Swiss printmaker, painter and critic, active in France.
He attended school in Lausanne, then moved to Paris in 1882 and enrolled as an art student at the Académie Julian. Paris remained his main base for the rest of his life, although he returned regularly to Switzerland to see his family. He became a close friend of Charles Cottet and Charles Maurin, who was his teacher and mentor. As a student, copying in the Louvre, Vallotton was drawn to the minute realism of the earlier masters, in particular Holbein, whose work he sought to emulate. He succeeded in having portraits accepted by the Salon jury in 1885 and 1886.

Vallotton first tried his hand at etching in 1897 and subsequently produced a large number of wood engravings, quickly winning renown as a graphic artist.
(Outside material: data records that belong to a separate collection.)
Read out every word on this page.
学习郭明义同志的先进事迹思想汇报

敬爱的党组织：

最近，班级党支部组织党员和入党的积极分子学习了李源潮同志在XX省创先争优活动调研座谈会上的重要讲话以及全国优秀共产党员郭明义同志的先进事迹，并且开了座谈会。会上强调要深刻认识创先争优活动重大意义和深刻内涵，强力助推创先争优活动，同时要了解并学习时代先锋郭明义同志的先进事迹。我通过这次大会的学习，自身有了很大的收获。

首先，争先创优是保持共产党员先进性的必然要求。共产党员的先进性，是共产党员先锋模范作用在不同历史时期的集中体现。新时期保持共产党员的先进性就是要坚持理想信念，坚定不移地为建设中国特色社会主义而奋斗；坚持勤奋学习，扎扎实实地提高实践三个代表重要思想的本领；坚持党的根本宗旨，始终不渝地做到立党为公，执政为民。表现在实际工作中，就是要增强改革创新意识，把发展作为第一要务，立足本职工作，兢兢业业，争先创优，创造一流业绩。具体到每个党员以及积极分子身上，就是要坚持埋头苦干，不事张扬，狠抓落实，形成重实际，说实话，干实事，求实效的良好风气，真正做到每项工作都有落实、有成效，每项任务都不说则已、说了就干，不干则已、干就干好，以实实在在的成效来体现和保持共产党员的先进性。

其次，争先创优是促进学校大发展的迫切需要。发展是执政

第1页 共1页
He contributed to many magazines, including the Revue Blanche, Le Rire and L'Assiette au Beurre, and designed posters.

In 1893 Vallotton broke away from the Société des Artistes Français and exhibited his picture Bathing on a Summer Evening at the Salon des Indépendants, where it was unanimously attacked by conservative critics. He also sent his works to the first Gallery of the Art Nouveau. By this time Vallotton had joined up with the Nabis and participated in their exhibitions. In 1900 he was granted French citizenship and thanks to his marriage, in 1899, to a girl from the Bernheim family became a man of means. He constantly exhibited at the Bernheim-Jeune Gallery together with Bonnard, Vuillard and Rouseel, and was among the organizers of the Salon d'Automne. He displayed his works at the exhibitions of the Vienna Sezession group, published his articles in the Munich magazine Jugend and the English magazine Chap-Book, but it was only in 1910 that he was introduced to the public in Switzerland.

In 1913 Vallotton visited Russia on the invitation of the collector G. Haasen whose portrait he completed in St. Petersburg.
During the First World War the artist produced an anti-war series of drawings and painted his famous picture Verdun. In the 1920s he regularly exhibited at the Salon d'Automne, though his popularity underwent a marked decline.

The artist died in Paris December 29, 1925.

Apart from his work in the fields of painting, drawing and sculpture, Vallotton wrote three novels and a number of plays. His illustrated autobiographical novel La Vie Meurtrière (The Deadly Life) was published in 1930.